AI Insight generated on Jun 3, 2026. Synthesized from this CVE's description and the cited reference URLs; citations are validated against the source bundle.
Affected products
1Patches
0No patches discovered yet.
Vulnerability mechanics
Root cause
"Failure to properly sanitize user-supplied input in the 'order' parameter of the Reviews module allows SQL injection."
Attack vector
An attacker can exploit this vulnerability by sending a crafted URI to the affected PHP-Nuke application. The URI includes malicious SQL syntax within the 'order' parameter of the Reviews module.
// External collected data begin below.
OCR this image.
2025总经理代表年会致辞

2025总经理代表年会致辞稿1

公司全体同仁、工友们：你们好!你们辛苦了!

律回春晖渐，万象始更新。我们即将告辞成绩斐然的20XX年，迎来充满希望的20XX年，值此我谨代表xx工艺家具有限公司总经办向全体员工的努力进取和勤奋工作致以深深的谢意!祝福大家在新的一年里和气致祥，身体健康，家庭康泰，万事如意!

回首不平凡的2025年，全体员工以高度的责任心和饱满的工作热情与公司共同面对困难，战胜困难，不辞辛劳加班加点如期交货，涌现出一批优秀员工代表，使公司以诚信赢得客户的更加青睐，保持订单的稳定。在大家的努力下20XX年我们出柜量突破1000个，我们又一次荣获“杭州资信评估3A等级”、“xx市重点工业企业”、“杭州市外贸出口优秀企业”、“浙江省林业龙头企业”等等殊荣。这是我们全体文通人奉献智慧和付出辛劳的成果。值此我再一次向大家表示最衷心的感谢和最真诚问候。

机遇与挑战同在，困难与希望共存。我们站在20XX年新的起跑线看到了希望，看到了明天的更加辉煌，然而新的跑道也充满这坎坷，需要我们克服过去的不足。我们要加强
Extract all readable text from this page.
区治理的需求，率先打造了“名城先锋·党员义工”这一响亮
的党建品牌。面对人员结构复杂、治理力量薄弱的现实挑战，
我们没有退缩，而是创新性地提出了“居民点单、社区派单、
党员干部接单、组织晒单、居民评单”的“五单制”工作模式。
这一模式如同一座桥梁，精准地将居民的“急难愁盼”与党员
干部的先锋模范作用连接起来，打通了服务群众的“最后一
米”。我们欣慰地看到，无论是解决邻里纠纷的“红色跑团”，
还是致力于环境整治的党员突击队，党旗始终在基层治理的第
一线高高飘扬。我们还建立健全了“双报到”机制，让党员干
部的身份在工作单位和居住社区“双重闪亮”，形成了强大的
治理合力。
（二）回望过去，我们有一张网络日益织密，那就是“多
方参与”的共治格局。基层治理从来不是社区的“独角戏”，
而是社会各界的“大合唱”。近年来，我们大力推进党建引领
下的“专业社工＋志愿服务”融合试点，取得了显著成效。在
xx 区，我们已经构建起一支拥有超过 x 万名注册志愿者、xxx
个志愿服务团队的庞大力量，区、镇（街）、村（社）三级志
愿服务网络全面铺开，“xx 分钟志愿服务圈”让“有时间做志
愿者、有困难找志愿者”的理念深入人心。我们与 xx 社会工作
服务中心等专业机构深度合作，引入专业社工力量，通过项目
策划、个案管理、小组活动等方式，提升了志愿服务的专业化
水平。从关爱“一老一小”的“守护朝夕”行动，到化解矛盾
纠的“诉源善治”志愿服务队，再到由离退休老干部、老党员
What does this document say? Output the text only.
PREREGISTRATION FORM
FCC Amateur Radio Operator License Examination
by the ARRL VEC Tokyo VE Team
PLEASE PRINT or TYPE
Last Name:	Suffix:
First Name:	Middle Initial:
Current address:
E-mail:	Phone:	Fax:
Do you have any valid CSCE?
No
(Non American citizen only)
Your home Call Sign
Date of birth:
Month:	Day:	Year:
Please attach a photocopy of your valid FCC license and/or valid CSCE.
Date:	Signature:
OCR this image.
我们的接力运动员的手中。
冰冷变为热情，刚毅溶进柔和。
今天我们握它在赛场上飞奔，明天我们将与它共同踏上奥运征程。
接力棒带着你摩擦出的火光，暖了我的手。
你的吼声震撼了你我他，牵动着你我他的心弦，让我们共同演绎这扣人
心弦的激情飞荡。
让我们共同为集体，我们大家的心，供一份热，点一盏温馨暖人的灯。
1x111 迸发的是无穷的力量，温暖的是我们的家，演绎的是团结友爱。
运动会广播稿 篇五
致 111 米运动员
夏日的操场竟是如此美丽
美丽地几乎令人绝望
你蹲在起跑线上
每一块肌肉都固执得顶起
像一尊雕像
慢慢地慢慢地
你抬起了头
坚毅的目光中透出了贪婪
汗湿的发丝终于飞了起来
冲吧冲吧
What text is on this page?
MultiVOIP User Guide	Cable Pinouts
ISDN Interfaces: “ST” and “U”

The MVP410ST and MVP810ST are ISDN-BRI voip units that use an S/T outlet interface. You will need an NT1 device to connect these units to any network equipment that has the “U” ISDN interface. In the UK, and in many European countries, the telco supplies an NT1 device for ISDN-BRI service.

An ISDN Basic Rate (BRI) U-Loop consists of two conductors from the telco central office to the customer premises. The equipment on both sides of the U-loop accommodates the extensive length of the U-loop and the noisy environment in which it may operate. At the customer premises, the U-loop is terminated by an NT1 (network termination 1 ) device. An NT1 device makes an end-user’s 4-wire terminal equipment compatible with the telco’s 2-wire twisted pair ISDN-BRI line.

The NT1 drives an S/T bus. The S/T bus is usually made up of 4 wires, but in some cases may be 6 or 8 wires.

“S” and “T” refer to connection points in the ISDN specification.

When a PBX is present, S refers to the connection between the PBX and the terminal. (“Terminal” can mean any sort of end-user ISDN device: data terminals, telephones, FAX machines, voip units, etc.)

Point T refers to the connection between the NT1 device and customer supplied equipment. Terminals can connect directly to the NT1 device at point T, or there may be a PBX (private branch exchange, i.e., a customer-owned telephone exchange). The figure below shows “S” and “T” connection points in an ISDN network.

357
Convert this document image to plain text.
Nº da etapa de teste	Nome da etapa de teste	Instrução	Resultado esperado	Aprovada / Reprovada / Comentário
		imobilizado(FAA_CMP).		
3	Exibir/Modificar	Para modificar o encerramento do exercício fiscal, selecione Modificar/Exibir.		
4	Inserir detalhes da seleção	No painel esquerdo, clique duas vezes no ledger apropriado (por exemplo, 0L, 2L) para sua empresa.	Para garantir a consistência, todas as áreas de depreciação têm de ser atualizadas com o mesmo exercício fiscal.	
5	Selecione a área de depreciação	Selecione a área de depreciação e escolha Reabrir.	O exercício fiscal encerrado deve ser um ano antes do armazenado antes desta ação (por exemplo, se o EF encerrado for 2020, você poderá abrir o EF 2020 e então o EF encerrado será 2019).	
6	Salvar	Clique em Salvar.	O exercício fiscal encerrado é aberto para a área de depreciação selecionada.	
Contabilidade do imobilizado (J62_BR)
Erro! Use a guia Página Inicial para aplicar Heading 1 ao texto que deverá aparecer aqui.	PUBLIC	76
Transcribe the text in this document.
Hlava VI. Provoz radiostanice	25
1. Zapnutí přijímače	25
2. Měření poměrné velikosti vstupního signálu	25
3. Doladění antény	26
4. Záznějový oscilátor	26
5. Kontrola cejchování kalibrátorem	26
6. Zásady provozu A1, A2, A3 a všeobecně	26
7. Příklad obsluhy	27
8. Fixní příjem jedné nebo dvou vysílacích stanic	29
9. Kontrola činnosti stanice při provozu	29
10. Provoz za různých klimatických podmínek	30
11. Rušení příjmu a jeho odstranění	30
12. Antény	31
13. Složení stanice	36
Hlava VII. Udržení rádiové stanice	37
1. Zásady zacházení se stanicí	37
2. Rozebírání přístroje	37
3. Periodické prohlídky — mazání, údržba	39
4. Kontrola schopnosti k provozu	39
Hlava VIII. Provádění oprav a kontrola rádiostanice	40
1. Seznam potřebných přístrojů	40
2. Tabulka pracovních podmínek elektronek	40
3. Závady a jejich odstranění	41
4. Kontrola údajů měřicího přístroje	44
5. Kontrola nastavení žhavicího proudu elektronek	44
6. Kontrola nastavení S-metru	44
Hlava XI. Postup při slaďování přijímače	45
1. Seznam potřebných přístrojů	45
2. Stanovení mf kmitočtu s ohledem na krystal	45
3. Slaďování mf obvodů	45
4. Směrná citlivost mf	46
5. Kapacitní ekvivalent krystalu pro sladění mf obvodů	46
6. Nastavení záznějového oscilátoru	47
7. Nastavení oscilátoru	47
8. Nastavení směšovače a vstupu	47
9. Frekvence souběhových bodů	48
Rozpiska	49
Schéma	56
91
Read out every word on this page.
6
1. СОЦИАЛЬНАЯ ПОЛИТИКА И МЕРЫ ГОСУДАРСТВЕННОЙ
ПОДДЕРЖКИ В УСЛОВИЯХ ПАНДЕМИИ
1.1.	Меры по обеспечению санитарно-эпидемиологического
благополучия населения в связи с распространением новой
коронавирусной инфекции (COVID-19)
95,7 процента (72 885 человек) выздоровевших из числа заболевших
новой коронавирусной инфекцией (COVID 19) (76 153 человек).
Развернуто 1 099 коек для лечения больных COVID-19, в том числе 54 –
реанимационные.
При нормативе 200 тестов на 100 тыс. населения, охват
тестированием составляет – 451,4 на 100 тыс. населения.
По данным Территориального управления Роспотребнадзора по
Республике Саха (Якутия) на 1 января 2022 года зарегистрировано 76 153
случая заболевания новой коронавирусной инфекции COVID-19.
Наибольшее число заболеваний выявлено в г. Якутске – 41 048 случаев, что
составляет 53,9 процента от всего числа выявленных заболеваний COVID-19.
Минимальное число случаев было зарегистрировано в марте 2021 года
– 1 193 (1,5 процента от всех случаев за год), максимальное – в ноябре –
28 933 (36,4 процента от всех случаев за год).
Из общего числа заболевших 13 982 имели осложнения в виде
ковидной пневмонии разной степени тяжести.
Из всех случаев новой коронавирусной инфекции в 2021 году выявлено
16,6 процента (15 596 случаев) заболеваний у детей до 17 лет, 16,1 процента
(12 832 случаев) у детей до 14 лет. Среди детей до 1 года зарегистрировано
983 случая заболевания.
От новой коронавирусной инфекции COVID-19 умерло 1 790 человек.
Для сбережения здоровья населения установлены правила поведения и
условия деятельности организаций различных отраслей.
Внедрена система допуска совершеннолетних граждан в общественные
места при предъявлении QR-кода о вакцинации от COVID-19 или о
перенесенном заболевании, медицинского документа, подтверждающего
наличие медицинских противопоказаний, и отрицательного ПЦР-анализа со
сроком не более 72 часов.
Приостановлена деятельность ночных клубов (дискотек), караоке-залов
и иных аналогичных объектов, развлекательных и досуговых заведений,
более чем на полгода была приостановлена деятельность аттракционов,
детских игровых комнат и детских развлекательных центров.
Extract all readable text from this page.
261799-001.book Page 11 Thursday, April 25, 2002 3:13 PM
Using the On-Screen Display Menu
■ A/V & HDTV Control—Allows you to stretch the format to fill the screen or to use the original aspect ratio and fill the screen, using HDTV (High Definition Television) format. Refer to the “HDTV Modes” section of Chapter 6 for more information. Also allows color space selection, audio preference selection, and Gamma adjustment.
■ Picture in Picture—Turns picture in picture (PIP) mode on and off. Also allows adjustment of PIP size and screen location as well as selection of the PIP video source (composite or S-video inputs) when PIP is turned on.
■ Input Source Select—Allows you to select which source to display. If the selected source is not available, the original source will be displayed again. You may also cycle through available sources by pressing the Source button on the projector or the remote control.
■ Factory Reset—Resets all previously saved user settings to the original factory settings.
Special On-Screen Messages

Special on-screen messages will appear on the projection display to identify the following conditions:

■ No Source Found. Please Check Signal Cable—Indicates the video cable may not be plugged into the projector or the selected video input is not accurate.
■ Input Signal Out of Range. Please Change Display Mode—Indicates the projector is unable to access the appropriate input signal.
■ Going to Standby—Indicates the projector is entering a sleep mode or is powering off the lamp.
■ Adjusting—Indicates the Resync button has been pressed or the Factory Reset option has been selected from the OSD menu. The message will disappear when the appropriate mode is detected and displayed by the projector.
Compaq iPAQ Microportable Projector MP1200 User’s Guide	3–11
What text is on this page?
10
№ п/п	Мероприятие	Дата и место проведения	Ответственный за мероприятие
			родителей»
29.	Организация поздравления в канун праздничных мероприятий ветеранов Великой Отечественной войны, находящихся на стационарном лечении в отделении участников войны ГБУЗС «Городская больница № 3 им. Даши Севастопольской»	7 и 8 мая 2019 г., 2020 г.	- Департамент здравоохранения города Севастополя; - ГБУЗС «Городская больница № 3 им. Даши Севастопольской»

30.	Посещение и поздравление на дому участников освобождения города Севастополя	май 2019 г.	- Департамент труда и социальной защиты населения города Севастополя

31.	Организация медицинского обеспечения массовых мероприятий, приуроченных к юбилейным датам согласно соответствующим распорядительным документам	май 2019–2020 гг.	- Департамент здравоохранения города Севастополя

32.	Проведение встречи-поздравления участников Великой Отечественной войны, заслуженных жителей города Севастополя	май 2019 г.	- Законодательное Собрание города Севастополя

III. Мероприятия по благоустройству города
This allows the attacker to modify the logic and structure of database queries executed by the application [ref_id=1]. The example URI provided is http://www.example.com/nuke73/modules.php?name=Reviews&rop=Q&order=[sql injection code here] [ref_id=1].
Affected code
The vulnerability exists in the Reviews module of PHP-Nuke versions 6.0 to 7.3. Specifically, the 'order' parameter is susceptible to SQL injection due to insufficient sanitization of user-supplied input [ref_id=1].
What the fix does
The advisory does not specify a patch or provide details on how to fix this vulnerability. It only states that PHP-Nuke is prone to multiple vulnerabilities due to insufficient sanitization of user-supplied data [ref_id=1]. Users are advised to upgrade to a patched version when available.
Preconditions
- inputThe 'order' parameter in the Reviews module must be vulnerable to SQL injection.
Reproduction
http://www.osvdb.org/7000 http://www.securityfocus.com/archive/1/365865 http://www.securityfocus.com/bid/10524
Generated on Jun 3, 2026. Inputs: CWE entries + fix-commit diffs from this CVE's patches. Citations validated against bundle.
References
6News mentions
0No linked articles in our index yet.